荧光引导手术是一种新兴的成像技术，与目测观察相比，可以增强外科医生检测肿瘤的能力。为便于表征，已将荧光标记的探针用放射性核素进行了双重标记，以实现与核成像的交叉验证。在这项研究中，我们选择了生长抑素受体显像剂DOTATOC作为开发双标记类似物的基础。我们假设具有多模态螯合（MMC）支架的定制双标记方法将使染料偶联的空间效应最小化，并保留激动剂特性。方法：MMC共轭物（MMC-TOC）在固相上合成，并与使用常规方法制备的类似物（DA-TOC）进行比较。使用无铜咔嗒化学将两种类似物偶联到IRDye 800上。将生成的化合物MMC（IR800）-TOC和DA（IR800）-TOC标记为Cu和⁶⁴ Cu，并在生长抑素受体亚型2过表达的HEK-293细胞中进行体外测试，以评估激动剂特性，并在AR42J大鼠胰腺中进行测试确定癌细胞与受体的结合特性。在AR42J异种移植物中进行了多模态成像。结果： Cu-MMC（IR800）-TOC表现出更高的抑制环磷酸腺苷的能力（半数最大有效浓度[EC ₅₀ ]：0.21±0.18 vs. 1.38±0.54 nM）和受体内在化（EC₅₀：41.9±29.8与455±299 nM）相比，Cu-DA（IR800）-TOC。放射性吸收研究表明，用奥曲肽阻断可导致⁶⁴ Cu-MMC（IR800）-TOC吸收剂量依赖性降低，而⁶⁴ Cu-DA（IR800）-TOC则不受影响。体内研究显示，与⁶⁴ Cu-DA（IR800）-TOC相比，⁶⁴ Cu-MMC（IR800）-TOC的肿瘤吸收更高（5.2±0.2 vs. 3.6±0.4％注射剂量/克）。
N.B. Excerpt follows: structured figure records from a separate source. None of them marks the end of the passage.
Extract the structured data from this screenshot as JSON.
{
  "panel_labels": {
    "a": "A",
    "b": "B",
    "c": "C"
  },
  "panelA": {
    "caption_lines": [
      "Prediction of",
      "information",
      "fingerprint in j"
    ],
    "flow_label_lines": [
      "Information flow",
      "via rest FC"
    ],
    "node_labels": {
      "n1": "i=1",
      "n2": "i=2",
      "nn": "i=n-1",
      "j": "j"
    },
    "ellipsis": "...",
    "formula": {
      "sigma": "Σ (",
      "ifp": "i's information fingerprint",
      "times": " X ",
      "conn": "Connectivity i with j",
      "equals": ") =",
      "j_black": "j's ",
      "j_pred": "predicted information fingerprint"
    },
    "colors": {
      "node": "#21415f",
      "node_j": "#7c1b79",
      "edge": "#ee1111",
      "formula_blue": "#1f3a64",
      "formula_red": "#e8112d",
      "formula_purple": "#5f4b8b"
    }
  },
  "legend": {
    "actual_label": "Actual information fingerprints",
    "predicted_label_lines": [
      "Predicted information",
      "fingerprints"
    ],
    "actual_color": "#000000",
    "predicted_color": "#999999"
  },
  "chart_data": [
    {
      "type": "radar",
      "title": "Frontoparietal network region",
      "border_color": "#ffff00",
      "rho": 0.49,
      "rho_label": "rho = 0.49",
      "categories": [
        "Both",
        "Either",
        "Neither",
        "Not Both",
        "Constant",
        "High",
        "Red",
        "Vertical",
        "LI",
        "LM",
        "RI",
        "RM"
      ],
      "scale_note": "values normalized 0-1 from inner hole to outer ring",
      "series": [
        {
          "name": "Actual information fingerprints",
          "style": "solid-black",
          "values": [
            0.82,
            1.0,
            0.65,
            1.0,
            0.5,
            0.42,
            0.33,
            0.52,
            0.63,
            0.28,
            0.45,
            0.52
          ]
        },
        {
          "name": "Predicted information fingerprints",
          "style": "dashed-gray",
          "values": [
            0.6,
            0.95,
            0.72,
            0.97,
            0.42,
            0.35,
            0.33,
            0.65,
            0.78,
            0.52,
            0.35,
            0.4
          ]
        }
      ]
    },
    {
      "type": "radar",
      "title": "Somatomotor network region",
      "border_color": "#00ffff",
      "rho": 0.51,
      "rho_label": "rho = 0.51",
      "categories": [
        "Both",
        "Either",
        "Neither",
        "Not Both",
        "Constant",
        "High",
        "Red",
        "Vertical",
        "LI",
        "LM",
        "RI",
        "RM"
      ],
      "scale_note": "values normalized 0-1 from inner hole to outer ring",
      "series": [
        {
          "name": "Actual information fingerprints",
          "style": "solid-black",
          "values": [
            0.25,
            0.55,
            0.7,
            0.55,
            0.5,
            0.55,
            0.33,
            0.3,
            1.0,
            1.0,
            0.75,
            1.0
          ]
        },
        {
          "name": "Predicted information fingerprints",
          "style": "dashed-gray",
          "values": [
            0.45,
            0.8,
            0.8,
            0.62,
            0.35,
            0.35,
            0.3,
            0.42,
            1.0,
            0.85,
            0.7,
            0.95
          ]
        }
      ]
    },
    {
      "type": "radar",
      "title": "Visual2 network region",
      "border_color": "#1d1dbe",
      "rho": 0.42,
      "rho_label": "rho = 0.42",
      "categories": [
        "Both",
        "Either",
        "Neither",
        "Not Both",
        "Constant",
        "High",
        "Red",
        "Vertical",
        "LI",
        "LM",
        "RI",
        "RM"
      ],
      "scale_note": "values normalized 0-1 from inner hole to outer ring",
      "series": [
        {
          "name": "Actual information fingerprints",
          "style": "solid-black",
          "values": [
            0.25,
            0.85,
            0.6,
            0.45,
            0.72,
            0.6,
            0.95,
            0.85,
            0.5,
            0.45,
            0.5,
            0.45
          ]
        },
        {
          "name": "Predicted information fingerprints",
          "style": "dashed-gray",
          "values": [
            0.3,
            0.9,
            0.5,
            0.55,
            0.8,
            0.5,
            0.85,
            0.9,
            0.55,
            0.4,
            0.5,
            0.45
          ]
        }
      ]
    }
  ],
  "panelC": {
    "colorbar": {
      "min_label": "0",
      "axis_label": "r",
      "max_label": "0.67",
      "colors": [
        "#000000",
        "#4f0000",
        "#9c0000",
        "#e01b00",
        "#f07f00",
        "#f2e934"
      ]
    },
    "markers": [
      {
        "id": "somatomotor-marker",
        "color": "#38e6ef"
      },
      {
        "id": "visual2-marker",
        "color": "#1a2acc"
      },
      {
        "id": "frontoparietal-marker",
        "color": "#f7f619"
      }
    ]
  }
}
奥曲肽的体内阻断研究将⁶⁴ Cu-MMC（IR800）-TOC的肿瘤吸收降低了66％。⁶⁴ Cu-MMC（IR800）-TOC的排泄主要是通过肝脏和脾脏，而⁶⁴Cu-DA（IR800）-TOC通过肾脏清除。在24小时的离体分析通过显示肿瘤中的近红外荧光信号和通过γ计数确定的肿瘤与肌肉的比为5.3±0.8证实了PET / CT数据。结论：研究结果表明药物设计影响受体药理学，并表明MMC支架是开发双标记成像剂的有用工具。